Berkeley officials have increased the reward money police can pay for tips about unsolved murders for the first time since 1998.
The Berkeley City Council voted unanimously Tuesday night to increase the reward amount, from $15,000 up to $50,000, for crucial tips that lead to convictions in homicide cases. There have been more than a dozen unsolved murder cases in the city since 2005, according to the staff report prepared for Tuesday’s meeting by Police Chief Andrew Greenwood.
The council vote came after several relatives of Alex Goodwin Jr., a 22-year-old musician from South Berkeley who was killed in 2016, said the increase could make a big difference for those with information about the case.
“I was there when my brother got killed,” Aneka Patterson told officials. “I am in contact with a lot of people who know what happened but are scared.”
Patterson said people are hesitant to provide information when it might leave their own families in the neighborhood at risk of retribution. The district attorney’s office can help relocate witnesses — but not their extended family members. The increased reward from Berkeley police could fill that gap, she said.
“I want you guys to know he was a son. He was a brother, an uncle, a grandson, a friend. And he’s not just a number,” Kameka Goodwin, Alex’s mother, told officials. “He wasn’t a bad kid. He wasn’t involved in anything.”
Alex’s grandmother, Sarah Patterson, urged council to “look into our hearts and your hearts to help us.”
“We’re just asking for additional help to find this person, to basically put the family’s mind at ease,” another relative told officials. “That’s what we want: Justice. Justice for Alex Goodwin.”
As Mayor Jesse Arreguín thanked the family for coming to speak, meeting attendees burst into applause to offer their support to the family, too. Arreguín also thanked police for suggesting the increase to the reward amount.
“I think it will help hopefully find Alex’s killer and also bring them to justice,” the mayor said. “And help address a lot of unsolved crimes that we have in our community.”
Councilwoman Cheryl Davila also thanked the Goodwin family and said her own brother-in-law had been killed in Berkeley in the 1990s. At the time, police offered a $5,000 reward for help to solve the case. It has not been solved.
“I understand your pain,” she told the Goodwins. “Thank you for sharing your stories with us this evening and thank you for being here.”
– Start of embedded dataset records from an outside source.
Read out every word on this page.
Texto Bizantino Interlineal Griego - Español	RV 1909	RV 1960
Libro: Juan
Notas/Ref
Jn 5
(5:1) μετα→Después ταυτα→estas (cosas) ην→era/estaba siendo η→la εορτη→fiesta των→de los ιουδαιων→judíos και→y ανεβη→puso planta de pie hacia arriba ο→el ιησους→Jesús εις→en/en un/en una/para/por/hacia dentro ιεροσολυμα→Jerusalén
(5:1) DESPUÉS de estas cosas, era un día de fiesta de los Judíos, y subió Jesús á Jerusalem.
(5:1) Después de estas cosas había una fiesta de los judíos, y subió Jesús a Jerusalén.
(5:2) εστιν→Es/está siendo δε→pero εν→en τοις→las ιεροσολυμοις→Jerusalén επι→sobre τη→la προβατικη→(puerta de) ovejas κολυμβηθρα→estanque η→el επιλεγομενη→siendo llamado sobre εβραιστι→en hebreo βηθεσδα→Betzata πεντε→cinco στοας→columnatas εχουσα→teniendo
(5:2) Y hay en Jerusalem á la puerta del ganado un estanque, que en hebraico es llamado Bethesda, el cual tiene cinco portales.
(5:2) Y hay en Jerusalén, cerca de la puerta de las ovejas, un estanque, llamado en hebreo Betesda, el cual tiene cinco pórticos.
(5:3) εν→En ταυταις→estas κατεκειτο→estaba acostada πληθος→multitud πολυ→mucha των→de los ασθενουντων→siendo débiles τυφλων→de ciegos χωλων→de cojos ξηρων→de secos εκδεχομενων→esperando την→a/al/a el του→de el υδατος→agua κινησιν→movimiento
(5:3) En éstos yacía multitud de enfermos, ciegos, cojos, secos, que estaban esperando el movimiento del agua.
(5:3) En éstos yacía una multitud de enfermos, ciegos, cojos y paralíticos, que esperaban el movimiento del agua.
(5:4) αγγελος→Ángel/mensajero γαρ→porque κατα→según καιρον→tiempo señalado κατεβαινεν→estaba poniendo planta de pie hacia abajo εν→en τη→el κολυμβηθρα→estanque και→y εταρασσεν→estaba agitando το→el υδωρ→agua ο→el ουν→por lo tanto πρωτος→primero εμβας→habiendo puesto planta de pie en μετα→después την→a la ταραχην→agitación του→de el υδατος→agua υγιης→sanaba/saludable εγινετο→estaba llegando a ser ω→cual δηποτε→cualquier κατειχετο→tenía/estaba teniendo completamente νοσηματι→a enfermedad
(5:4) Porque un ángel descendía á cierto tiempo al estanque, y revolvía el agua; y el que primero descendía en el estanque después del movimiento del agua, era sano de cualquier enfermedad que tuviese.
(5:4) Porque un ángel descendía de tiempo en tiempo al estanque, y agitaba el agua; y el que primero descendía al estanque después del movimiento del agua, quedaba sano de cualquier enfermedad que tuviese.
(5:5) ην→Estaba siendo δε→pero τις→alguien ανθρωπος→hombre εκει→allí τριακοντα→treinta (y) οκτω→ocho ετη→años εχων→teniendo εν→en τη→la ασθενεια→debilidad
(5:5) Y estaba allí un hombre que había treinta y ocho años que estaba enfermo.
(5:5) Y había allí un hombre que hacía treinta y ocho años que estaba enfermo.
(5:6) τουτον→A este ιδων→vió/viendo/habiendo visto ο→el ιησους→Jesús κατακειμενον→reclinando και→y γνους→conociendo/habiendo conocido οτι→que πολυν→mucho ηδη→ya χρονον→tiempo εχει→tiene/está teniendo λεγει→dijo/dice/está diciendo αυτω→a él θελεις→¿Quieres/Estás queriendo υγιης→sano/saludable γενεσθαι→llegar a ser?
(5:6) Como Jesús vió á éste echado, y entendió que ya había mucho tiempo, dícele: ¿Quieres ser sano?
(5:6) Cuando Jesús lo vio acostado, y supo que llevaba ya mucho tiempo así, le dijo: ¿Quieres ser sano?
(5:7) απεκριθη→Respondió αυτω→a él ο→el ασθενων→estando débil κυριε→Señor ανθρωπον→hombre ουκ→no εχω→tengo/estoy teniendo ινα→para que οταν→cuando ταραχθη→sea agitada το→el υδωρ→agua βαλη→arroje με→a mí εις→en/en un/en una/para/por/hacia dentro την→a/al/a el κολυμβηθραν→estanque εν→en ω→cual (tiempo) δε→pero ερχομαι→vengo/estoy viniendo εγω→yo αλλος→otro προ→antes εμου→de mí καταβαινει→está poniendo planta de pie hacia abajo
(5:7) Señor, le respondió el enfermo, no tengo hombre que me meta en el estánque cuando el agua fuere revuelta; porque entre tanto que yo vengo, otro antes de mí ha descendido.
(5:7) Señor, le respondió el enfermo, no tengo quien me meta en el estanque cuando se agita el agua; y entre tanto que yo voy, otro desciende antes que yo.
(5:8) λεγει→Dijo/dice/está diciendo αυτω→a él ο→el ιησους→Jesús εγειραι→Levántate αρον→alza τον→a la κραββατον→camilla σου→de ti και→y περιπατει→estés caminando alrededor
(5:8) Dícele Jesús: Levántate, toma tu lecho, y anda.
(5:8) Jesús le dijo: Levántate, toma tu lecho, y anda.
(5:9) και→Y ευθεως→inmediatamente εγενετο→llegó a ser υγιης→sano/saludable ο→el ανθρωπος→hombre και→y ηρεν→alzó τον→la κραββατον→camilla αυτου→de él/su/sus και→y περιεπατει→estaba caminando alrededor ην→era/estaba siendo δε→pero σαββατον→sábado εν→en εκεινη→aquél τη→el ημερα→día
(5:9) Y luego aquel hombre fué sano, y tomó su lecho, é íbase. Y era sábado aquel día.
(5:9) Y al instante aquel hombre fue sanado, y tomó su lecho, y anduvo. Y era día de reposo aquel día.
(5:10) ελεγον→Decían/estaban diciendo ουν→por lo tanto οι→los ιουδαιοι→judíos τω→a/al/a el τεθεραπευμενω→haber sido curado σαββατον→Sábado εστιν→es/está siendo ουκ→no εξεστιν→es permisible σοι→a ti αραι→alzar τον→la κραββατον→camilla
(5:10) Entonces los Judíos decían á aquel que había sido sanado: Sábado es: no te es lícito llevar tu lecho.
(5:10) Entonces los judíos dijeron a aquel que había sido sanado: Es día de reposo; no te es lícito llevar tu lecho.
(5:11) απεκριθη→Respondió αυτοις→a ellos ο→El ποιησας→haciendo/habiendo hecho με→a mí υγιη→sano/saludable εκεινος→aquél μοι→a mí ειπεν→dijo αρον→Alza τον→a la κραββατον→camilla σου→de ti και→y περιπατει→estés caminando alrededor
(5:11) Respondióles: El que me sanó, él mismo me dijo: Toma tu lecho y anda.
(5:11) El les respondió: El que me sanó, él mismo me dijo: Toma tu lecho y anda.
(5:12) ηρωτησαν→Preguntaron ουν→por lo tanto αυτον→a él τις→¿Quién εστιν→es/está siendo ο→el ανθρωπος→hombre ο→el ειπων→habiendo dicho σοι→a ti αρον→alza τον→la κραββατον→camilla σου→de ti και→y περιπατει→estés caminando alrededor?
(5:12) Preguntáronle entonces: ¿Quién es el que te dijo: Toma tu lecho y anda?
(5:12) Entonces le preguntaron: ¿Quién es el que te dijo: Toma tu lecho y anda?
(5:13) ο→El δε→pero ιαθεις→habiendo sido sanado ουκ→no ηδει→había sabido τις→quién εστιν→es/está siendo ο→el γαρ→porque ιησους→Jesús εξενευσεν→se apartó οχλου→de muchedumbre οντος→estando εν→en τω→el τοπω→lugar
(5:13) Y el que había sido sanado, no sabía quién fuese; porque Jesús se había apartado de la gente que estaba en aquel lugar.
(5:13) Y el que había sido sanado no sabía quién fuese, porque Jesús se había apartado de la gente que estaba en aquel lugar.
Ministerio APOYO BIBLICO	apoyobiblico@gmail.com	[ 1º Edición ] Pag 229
According to the staff report for Tuesday’s meeting, the vote also expanded the type of crimes for which police can offer rewards. The old policy limited the money to information about homicides only, while the new language applies to “information leading to the arrest and conviction of the person or persons responsible for a specific crime or crime series.”
Police said they will be able to use BPD’s existing budget to cover the reward money, which would be paid at the time of conviction. Because the court process can be lengthy, the city will have ample time to plan, to ensure the money is available, according to the staff report. All rewards would need city manager approval.
Police said total costs would be difficult to estimate, but do not anticipate paying for more than one reward a year, according to the report. Payment has been made in just one case since 1998.
“Even though reward payouts are rare, just the presence of a reward results in greater interest from media outlets and the general public,” according to the staff report.
Greenwood said the Goodwin homicide, as well as the unsolved killing of Ignacio Celedón Bravo, known as “Fito,” would be the first cases where rewards would be offered.